Sisihkan Gaji, Supadma Rudana Aksi Konkrit Salurkan Ribuan Sembako Bagi Pekerja Pariwisata di PHK

Anggota Komisi VI DPR RI Dapil Bali yang membidangi perindustrian dan perdagangan Putu Supadma Rudana (PSR) secara simbolis kembali menggelontorkan bantuan 5000 paket sembako Minggu (9/5/2021) yang disebar secara merata di kabupaten dan kota di wilayah Bali.

Baliberkarya.com-Gianyar. Anggota Komisi VI DPR RI Dapil Bali Putu Supadma Rudana (PSR) kembali menggelontorkan bantuan paket sembako. Kali ini, wakil rakyat dari Partai Demokrat itu mulai Minggu (9/5/2021) menyalurkan 5.000 bantuan paket sembako yang disebar secara merata di kabupaten dan kota diwilayah Bali.

Penyaluran kembali ribuan paket sembako oleh Supadma Rudana ini sebagai komitmen dan aksi konkritnya memperjuangkan bantuan untuk masyarakat di pusat di tengah Pandemi Covid-19. Penyerahan ribuan paket sembako dari Anggota DPR RI yang membidangi perindustrian dan perdagangan secara simbolis ini melalui perwakilan kelompok masyarakat, banjar, untuk menghindari kerumunan dan penularan Covid-19.

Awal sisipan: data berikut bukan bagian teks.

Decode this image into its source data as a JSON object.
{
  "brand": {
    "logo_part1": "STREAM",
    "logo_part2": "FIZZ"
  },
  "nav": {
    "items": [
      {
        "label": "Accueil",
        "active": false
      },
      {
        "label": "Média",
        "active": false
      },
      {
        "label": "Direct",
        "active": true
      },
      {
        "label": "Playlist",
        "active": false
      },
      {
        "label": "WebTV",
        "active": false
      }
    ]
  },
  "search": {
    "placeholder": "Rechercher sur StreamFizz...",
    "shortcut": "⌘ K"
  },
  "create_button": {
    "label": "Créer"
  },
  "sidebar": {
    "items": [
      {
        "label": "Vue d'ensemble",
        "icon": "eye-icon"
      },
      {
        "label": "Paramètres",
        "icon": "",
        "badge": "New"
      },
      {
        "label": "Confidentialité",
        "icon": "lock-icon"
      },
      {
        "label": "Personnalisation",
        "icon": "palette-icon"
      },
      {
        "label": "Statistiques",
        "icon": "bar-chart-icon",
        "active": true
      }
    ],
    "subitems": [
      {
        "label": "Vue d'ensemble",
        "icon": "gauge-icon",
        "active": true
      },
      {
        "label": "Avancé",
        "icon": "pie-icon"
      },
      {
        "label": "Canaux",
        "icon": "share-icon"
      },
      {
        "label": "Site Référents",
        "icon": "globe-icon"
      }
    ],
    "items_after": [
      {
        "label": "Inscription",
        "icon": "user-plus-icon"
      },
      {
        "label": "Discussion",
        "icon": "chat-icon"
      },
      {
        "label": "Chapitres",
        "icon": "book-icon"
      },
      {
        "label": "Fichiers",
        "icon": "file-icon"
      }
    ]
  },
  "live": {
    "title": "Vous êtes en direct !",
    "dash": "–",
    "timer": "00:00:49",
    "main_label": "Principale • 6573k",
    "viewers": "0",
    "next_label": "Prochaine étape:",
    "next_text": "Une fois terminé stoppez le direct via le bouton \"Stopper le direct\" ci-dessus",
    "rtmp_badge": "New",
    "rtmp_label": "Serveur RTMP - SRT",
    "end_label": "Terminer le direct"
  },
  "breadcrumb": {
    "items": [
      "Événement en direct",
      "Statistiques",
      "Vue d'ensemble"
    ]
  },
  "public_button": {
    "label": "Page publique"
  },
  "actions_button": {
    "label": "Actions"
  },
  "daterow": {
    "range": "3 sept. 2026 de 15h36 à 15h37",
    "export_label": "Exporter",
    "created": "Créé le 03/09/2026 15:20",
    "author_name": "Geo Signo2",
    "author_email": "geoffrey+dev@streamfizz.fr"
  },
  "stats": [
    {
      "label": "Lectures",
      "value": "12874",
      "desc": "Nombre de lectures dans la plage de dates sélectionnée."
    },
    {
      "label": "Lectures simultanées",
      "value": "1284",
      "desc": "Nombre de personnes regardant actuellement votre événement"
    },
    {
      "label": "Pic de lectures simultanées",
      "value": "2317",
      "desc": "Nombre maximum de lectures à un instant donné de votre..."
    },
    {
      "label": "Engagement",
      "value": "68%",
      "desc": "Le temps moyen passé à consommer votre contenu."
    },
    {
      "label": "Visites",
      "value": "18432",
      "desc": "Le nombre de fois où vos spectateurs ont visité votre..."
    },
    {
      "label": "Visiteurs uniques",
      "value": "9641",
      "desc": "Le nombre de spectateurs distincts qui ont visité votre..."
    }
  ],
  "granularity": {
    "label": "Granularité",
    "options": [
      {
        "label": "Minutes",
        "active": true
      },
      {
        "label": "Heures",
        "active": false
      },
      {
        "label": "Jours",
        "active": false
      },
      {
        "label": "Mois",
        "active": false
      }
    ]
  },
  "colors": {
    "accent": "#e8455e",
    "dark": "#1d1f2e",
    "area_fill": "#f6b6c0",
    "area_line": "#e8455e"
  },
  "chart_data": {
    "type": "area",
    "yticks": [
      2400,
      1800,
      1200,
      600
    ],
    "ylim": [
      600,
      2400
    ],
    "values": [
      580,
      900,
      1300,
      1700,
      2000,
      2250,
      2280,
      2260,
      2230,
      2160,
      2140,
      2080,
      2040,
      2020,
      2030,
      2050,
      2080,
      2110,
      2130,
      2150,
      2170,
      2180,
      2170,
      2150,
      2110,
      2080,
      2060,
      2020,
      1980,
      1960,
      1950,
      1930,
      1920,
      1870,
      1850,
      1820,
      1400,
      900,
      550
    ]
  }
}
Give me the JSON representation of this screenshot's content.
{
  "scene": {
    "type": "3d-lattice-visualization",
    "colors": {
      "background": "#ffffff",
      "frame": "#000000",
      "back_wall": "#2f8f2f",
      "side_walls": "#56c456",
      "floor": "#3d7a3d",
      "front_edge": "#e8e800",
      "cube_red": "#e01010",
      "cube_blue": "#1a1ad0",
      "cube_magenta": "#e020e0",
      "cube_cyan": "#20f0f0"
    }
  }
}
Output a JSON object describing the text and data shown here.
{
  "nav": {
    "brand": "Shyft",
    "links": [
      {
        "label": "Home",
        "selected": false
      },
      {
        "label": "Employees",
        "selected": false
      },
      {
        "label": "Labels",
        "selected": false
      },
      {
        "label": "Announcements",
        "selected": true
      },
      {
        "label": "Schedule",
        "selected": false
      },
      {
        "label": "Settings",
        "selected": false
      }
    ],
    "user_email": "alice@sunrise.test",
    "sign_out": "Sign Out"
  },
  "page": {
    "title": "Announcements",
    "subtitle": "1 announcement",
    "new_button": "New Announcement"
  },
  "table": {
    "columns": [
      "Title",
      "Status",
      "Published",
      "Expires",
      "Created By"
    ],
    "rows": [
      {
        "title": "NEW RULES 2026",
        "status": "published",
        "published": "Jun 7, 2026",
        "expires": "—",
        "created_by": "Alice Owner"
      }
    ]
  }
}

Bantuan Supadma Rudana kali ini sebagian besar menyasar pekerja pariwisata yang paling terdampak Pandemi Covid-19 dengan anjloknya sektor pariwisata yang berakibat pemutusan hubungan kerja (PHK) di Bali. 

Sebanyak 5.000 bantuan tersebut mulai di salurkan kepada masyarakat di Kabupaten Gianyar dan Kota Denpasar serta selanjutnya melalui posko dan relawan didistribusikan ke kabupaten dan kota, khususnya di Wilayah Sanur, Kecamatan Denpasar Selatan dengan menyasar kelompok masyarakat dan pekerja pariwisata yang kena PHK.

Supadma Rudana mengatakan sebanyak 5.000 bantuan sembako yang disalurkan ke masyarakat memang jauh dari kebutuhan masyarakat saat Pandemi Covid-19. Namun bantuan sembako ini setidaknya dapat mengurangi beban masyarakat yang sudah setahun harus berjuang menghidupi keluarga, karena ekonomi yang anjlok akibat Pandemi Covid-19. 

"Kami menyasar pekerja pariwisata yang di PHK, keluarga kurang mampu, baik di banjar maupun kelompok masyarakat lainnya," ucap Supadma Rudana disela-sela penyaluran 5.000 bantuan sembako untuk masyarakat di kabupaten dan kota, Minggu sore (9/5/2021).

Lebih jauh politisi asal Desa Peliatan, Kecamatan Ubud Kabupaten Gianyar ini menjelaskan penggelontoran bantuan 5.000 sembako merupakan hasil fasilitasi selaku wakil rakyat di pusat. Supadma Rudana mengaku menyisihkan gajinya sebagai anggota dewan untuk membantu masyarakat kurang mampu sekaligus memotivasi bagi tokoh masyarakat di Bali yang punya rejeki lebih turut membantu masyarakat. 

Wasekjen DPP Demokrat ini menegaskan saat sidang paripurna di DPR RI dirinya mengkritisi pemerintah supaya ada bukti konkrit dan segera menurunkan bantuan stimulus ke Bali. 

"Dengan bantuan yang kami fasilitasi hari ini dan penyisihan penghasilan pribadi, semoga memotivasi figur-figur dan tokoh di Bali yang memiliki rejeki lebih untuk bahu membahu membantu masyarakat yang tengah kesusahan," harap Supadma Rudana mengakhiri.(BB).